新種の魔物①
まんまと猫カフェの中に案内された、クリス。
これもまた、猫たちと猫森の愛嬌が為せる技であろう。
「どうぞ、お好きな席に」
「あ、あぁ」
可愛らしい内装。そして、たくさんの猫のお出迎え。
それに、クリスの胸は高鳴ってしまう。
「んにゃ」
「にゃーん」
次々とクリスの元へと近づいてくる、猫たち。
黒猫。白猫。三毛猫。茶トラ。
中には、ふくよかな猫までも。
「……っ」
ますます頬を赤らめ、しかし首を横に振り正気を保とうとするクリス。
新種の魔物だ。
こ、この毛むくじゃらはし、新種の。
「にゃん」
「んぐっ。い、いかん。

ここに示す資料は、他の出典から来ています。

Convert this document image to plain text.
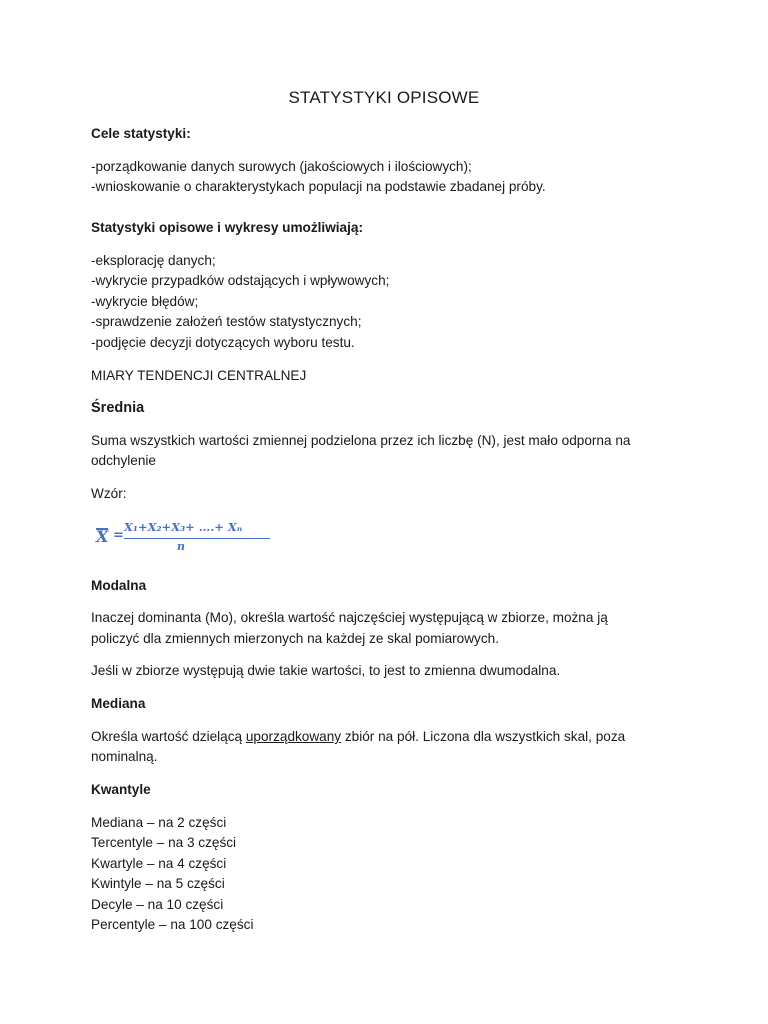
STATYSTYKI OPISOWE
Cele statystyki:
-porządkowanie danych surowych (jakościowych i ilościowych);
-wnioskowanie o charakterystykach populacji na podstawie zbadanej próby.
Statystyki opisowe i wykresy umożliwiają:
-eksplorację danych;
-wykrycie przypadków odstających i wpływowych;
-wykrycie błędów;
-sprawdzenie założeń testów statystycznych;
-podjęcie decyzji dotyczących wyboru testu.
MIARY TENDENCJI CENTRALNEJ
Średnia
Suma wszystkich wartości zmiennej podzielona przez ich liczbę (N), jest mało odporna na
odchylenie
Wzór:
X =
X₁+X₂+X₃+ ….+ Xₙ
n
Modalna
Inaczej dominanta (Mo), określa wartość najczęściej występującą w zbiorze, można ją
policzyć dla zmiennych mierzonych na każdej ze skal pomiarowych.
Jeśli w zbiorze występują dwie takie wartości, to jest to zmienna dwumodalna.
Mediana
Określa wartość dzielącą uporządkowany zbiór na pół. Liczona dla wszystkich skal, poza
nominalną.
Kwantyle
Mediana – na 2 części
Tercentyle – na 3 części
Kwartyle – na 4 części
Kwintyle – na 5 części
Decyle – na 10 części
Percentyle – na 100 części
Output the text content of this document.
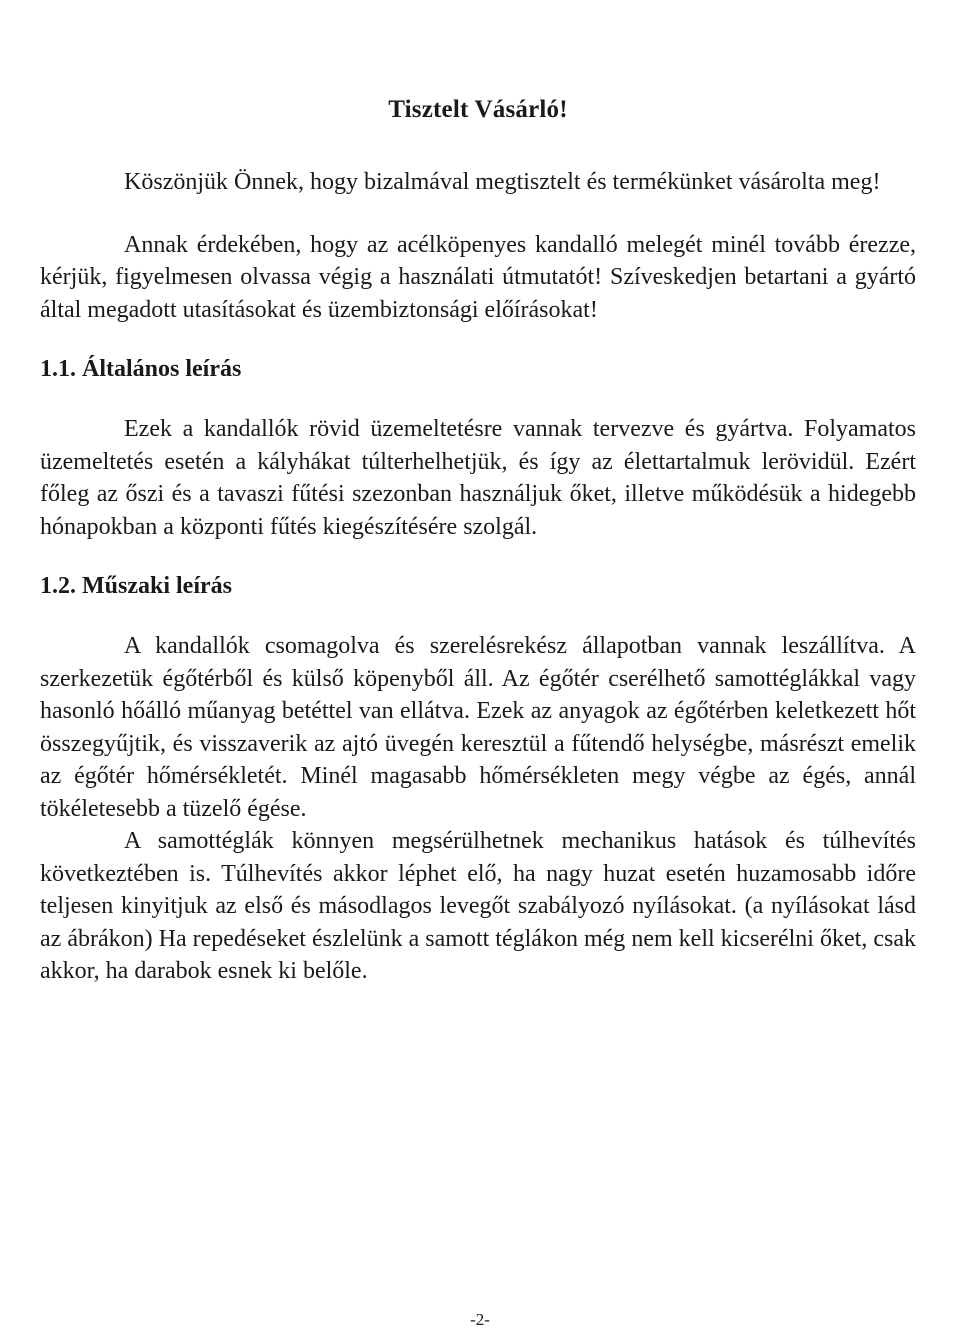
Tisztelt Vásárló!
Köszönjük Önnek, hogy bizalmával megtisztelt és termékünket vásárolta meg!
Annak érdekében, hogy az acélköpenyes kandalló melegét minél tovább érezze, kérjük, figyelmesen olvassa végig a használati útmutatót! Szíveskedjen betartani a gyártó által megadott utasításokat és üzembiztonsági előírásokat!
1.1. Általános leírás
Ezek a kandallók rövid üzemeltetésre vannak tervezve és gyártva. Folyamatos üzemeltetés esetén a kályhákat túlterhelhetjük, és így az élettartalmuk lerövidül. Ezért főleg az őszi és a tavaszi fűtési szezonban használjuk őket, illetve működésük a hidegebb hónapokban a központi fűtés kiegészítésére szolgál.
1.2. Műszaki leírás
A kandallók csomagolva és szerelésrekész állapotban vannak leszállítva. A szerkezetük égőtérből és külső köpenyből áll. Az égőtér cserélhető samottéglákkal vagy hasonló hőálló műanyag betéttel van ellátva. Ezek az anyagok az égőtérben keletkezett hőt összegyűjtik, és visszaverik az ajtó üvegén keresztül a fűtendő helységbe, másrészt emelik az égőtér hőmérsékletét. Minél magasabb hőmérsékleten megy végbe az égés, annál tökéletesebb a tüzelő égése.
A samottéglák könnyen megsérülhetnek mechanikus hatások és túlhevítés következtében is. Túlhevítés akkor léphet elő, ha nagy huzat esetén huzamosabb időre teljesen kinyitjuk az első és másodlagos levegőt szabályozó nyílásokat. (a nyílásokat lásd az ábrákon) Ha repedéseket észlelünk a samott téglákon még nem kell kicserélni őket, csak akkor, ha darabok esnek ki belőle.
-2-
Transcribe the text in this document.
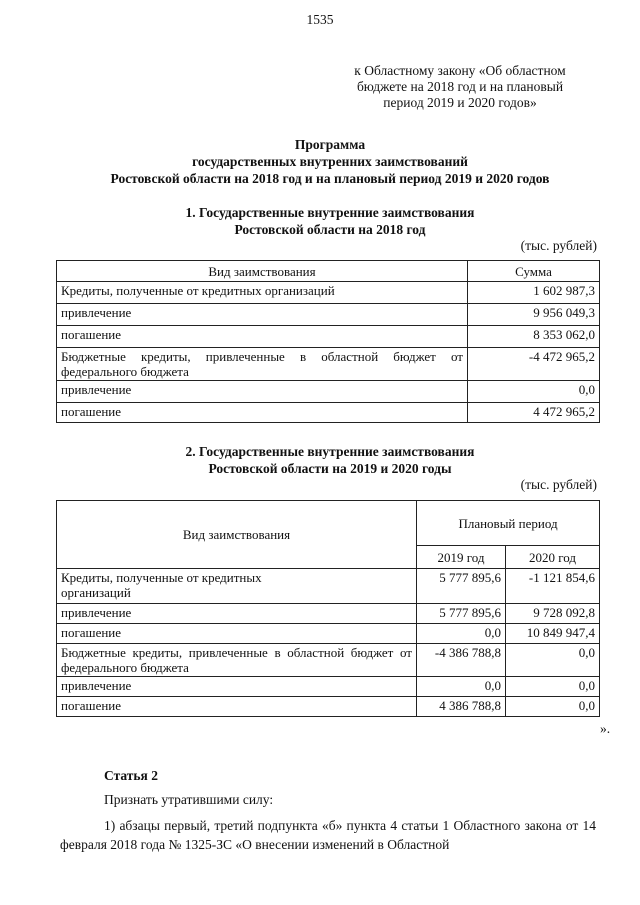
1535
к Областному закону «Об областном
бюджете на 2018 год и на плановый
период 2019 и 2020 годов»
Программа
государственных внутренних заимствований
Ростовской области на 2018 год и на плановый период 2019 и 2020 годов
1. Государственные внутренние заимствования
Ростовской области на 2018 год
(тыс. рублей)
Вид заимствования	Сумма
Кредиты, полученные от кредитных организаций	1 602 987,3
привлечение	9 956 049,3
погашение	8 353 062,0
Бюджетные кредиты, привлеченные в областной бюджет от федерального бюджета	-4 472 965,2
привлечение	0,0
погашение	4 472 965,2
2. Государственные внутренние заимствования
Ростовской области на 2019 и 2020 годы
(тыс. рублей)
Вид заимствования	Плановый период	
	2019 год	2020 год
Кредиты, полученные от кредитных организаций	5 777 895,6	-1 121 854,6
привлечение	5 777 895,6	9 728 092,8
погашение	0,0	10 849 947,4
Бюджетные кредиты, привлеченные в областной бюджет от федерального бюджета	-4 386 788,8	0,0
привлечение	0,0	0,0
погашение	4 386 788,8	0,0
».
Статья 2
Признать утратившими силу:
1) абзацы первый, третий подпункта «б» пункта 4 статьи 1 Областного закона от 14 февраля 2018 года № 1325-ЗС «О внесении изменений в Областной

か、かわい」
こちらを仰ぎ、尻尾を振る猫。
それに思わず声を漏らしてしまう、クリス。
可愛いすぎる。
こ、こんな可愛い存在。見たことない。
猫たちのお出迎えサービス。
それにクリスは、ふらついてしまう。
そしてそのまま、間近にあったソファへとなんとか座ることに成功。
それを見計らい猫たちも、クリスの元へと走り寄ってくる。
「にゃん」
「にゃーん」
「んにゃ?」
同時に響く、猫森の声。
「ご注文はお決まりですか?」
「あ、あぁ。ま、まずは水を」
「かしこまりました」
カウンターの向こう。
そこから笑顔で答える、猫森。
まずは新種の魔物のせいで熱った身体を元に戻さねばなるまい。
そうクリスは思っていた。
しかし。
「にゃーん」
テーブルの上で寝転ぶ、ふくよかな猫。
それにクリスは益々、その顔を赤くしてしまうのであった。